The first stage of decommissioning was to remove the fuel and ship it to Sellafield for long term ignoring. After that the process of making the site safe began. At first this was just a matter of monitoring. As certain parts of the building became less radioactive, it was safe enough to send in the robots and start dismantling them. Any part of the site that had been in contact with nuclear fuel has to be carefully taken apart and safely stored. There’s a lot of this ‘intermediate nuclear waste’ to store, including a fair amount of uncatalogued waste that was stashed on site during its operation. Beginning in 1995, this stage of decommissioning was finally completed this year.

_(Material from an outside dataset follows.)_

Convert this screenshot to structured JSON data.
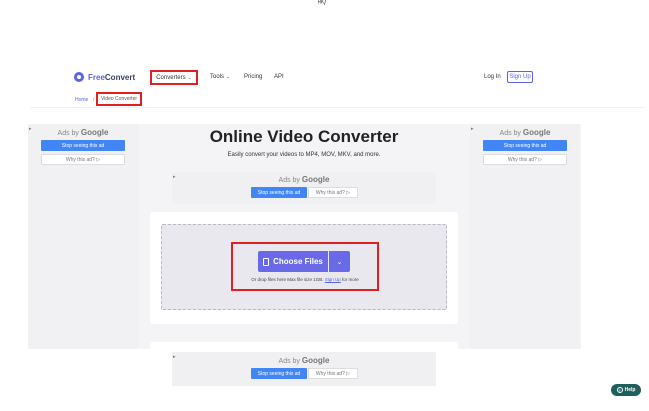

2016 is something of a landmark in the story of Trawsfynydd then, as the site is now ‘passively safe’ – as opposed to actively dangerous, I presume. That means they can lift the one-mile emergency area, and there’s little risk of a radiation incident in one of Britain’s most beautiful national parks.

Next comes some more traditional demolition work. Unless the Sir Basil Spence fans get a last-minute campaign together, those big square reactor buildings will be reduced in size. Then the site will sit for a bit longer until radiation levels decay enough to move that stored waste. We haven’t decided where it will go yet, but that’s scheduled to happen in the 2040s.

With the hazardous material off-site, we can clean up the storage facilities and begin to think about finally clearing the site. That is due to begin in 2074, with the site returned to its original state in 2083.

That 90-year decommissioning process is, by the way, the accelerated version and Magnox are quite proud of their innovative work at Trawsfynydd. It was originally going to take 135 years.